Imagine reading a book knowing only isolated letters: slow and costly. Memorizing every possible word would be unrealistic. Byte Pair Encoding (BPE) strikes the balance: it splits text into frequent subwords, the vocabulary in which large language models truly think.
From compression to tokenization
BPE began as a data compression technique: iteratively replace the most frequent pair of adjacent symbols with a new symbol. Applied to text, this becomes vocabulary learning:
- Start from elementary units (characters or bytes).
- Count every adjacent pair in the corpus.
- Merge the most frequent pair into a new token.
- Repeat until reaching a target vocabulary size.

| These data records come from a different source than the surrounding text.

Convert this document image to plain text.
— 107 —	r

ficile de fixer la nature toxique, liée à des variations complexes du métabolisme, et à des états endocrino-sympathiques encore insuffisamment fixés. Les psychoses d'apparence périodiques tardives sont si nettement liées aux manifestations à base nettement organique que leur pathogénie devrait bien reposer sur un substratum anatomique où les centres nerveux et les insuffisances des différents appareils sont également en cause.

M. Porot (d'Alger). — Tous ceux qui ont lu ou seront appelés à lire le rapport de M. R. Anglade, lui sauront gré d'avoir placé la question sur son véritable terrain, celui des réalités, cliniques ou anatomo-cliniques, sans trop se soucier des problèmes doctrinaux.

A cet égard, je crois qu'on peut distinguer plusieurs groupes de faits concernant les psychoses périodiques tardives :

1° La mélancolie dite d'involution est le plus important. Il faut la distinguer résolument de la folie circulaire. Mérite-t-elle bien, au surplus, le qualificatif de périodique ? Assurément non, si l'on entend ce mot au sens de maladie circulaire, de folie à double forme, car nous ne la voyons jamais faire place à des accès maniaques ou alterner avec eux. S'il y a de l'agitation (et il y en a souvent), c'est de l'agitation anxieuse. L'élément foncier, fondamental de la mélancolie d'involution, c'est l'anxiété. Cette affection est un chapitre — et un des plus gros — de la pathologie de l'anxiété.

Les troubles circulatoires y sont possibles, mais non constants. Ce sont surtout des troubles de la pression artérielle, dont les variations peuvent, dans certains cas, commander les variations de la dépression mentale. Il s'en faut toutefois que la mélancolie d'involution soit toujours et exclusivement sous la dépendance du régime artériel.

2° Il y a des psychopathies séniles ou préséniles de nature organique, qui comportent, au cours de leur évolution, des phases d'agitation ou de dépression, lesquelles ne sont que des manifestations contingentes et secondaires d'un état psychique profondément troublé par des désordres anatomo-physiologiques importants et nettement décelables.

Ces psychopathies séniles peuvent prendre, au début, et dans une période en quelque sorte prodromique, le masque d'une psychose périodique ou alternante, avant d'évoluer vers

Formally, at each step we pick the pair $(a, b)$ that maximizes its frequency:
$$ (a, b) = \arg\max_{(x, y)} \; \text{count}(x, y) $$
Why LLMs love it
BPE solves the out-of-vocabulary problem: even an unseen word decomposes into known fragments. The byte-level variant (used by GPT-2 and its successors) starts from raw bytes, guaranteeing that no character is ever out of vocabulary, whatever the language or emoji.
| Approach | Vocabulary | Unknown words |
|---|---|---|
| Word-level | Huge | Frequent |
| Character-level | Tiny | None, but very long sequences |
| BPE (subwords) | Moderate | Almost none |
BPE is the trade-off that lets models cover every language with a finite vocabulary: an alphabet reinvented for machines.